The Call of Jalebis
By Olivia Holder
Lion tells a both heart-wrenching and heart-warming story of Saroo and his journey to find home. The opening of the film shows Saroo and his older brother, Guddu, stealing coal from a moving coal train in rural India. After evading the police and jumping from the moving vehicle, the two boys use the valuable coal to buy even more precious milk. As the boys buy their milk, the camera pans out revealing a large pan of sizzling jaebis next to the milk stall. The camera leaves the boys at the milk stall to show an extreme close-up of the tantalizing snack. The colors used in this film form a washed out palette of tired blues, overcast greys, and dusty browns. Against this backdrop the sizzling, vibrant red jalebis visually arrest both the viewer and Saroo.
Tugging on the older boy’s shirt, Saroo asks his brother to buy him some jalebis. With longing in his eyes, Guddu says, “One day I will buy you jalebis.” When the boys return home with the milk, their mother squeezes each drop of the two bags of milk into bowls for her three children, refusing any for herself. It is clear that in their poverty, food was scarce, milk precious, and luxuries like jalebis the stuff of dreams. Yet in this film scarcity, the precious, and dreams spell out a story of love.
As milk was won for the family through danger and risk, so too, the movie equated the provision of food will either love and safety or the lack thereof. Similar to the instance with the jalebis, throughout movie the director chose to highlight food through the use of color. In a heart-warming scene little Saroo walks up to his mother who spends her days as a laborer hauling grey rocks through a dusty quarry. Surrounded by a sea of depressing, endless grey, from behind his back Saroo pulls out a bright, sunny, yellow mango. With relish and endless smiles they share this small slice of happiness.
This story is thrust into motion when Saroo gets separated from Guddu at a train station and accidentally boards a train that takes him far from his family and all he knows. As he sits locked in the train for days, it becomes clear that this little boy is in a desperate situation as he will not be able to navigate his way back to his small rural village. The gravity of his situation is made clear when after a few days we see him gnawing at a dry, old apple core that he found underneath train bunk. In this scene the lack of adequate and safe food reveals his vulnerability.

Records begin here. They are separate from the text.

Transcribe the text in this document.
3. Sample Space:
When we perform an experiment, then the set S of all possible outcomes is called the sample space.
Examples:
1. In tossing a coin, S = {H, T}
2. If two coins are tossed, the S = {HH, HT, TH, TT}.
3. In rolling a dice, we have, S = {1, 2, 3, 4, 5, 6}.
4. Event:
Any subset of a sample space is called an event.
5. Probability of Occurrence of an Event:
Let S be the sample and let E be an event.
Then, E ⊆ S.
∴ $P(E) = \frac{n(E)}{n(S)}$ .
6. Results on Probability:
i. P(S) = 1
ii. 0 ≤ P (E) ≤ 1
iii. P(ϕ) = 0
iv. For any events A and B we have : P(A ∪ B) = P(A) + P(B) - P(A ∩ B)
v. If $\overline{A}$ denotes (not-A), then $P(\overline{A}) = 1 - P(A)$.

Little Saroo is adopted by a family in Australia. When in college he makes many friends who are, like him, of Indian heritage. Early in the year, he attends a party at one these friends’ house, and, there, the smell of Indian food is in the air and Bollywood songs fill the room as friends gesture at some of the classic moves. Interestingly, Saroo is a foreigner to the culture who needs to be acculturated. After his friends fail to teach him how to eat with his hands and properly “use the naan like a spoon,” he is handed a fork. He is out of place until he leaves the table and walks into the kitchen.
As he turns from rummaging inside the fridge for a beer, the camera focuses on his face, allowing the viewer to watch his reaction change as he turns around. A look of shock and disbelief floods his face. The camera then switches to his line of vision. There on the table is a plate of bright red jalebis. Then we see Saroo’s face. Then his back as he is drawn toward the dish. The diegetic sounds of the music, laughter, and chatter of the party remain as the camera switches to a flashback of Guddu and little Saroo asking for jalebis. This continuation of sound shows that the camera has entered Saroo’s head and that stumbling upon this dish has triggered flashbacks. Next, the camera follows a jalebi in Saroo’s hand as it makes the journey to his mouth. We see him smell the snack deeply and then tentatively take a bite.
This encounter would be the impetus for further flashbacks that occur throughout the film. They remind Saroo of the enduring love of his mother and older brother. It is the dish that causes him to hear their voices calling to him as they search for their lost little boy. It is their love, as revealed through the jalebis, which would cause Saroo to search for home. The power of food to produce memories of home and love is the fulcrum of the tale. This one plate sends Saroo on a long and tedious journey as he searches for the village where he first saw that sizzling pan of vibrant jalebis.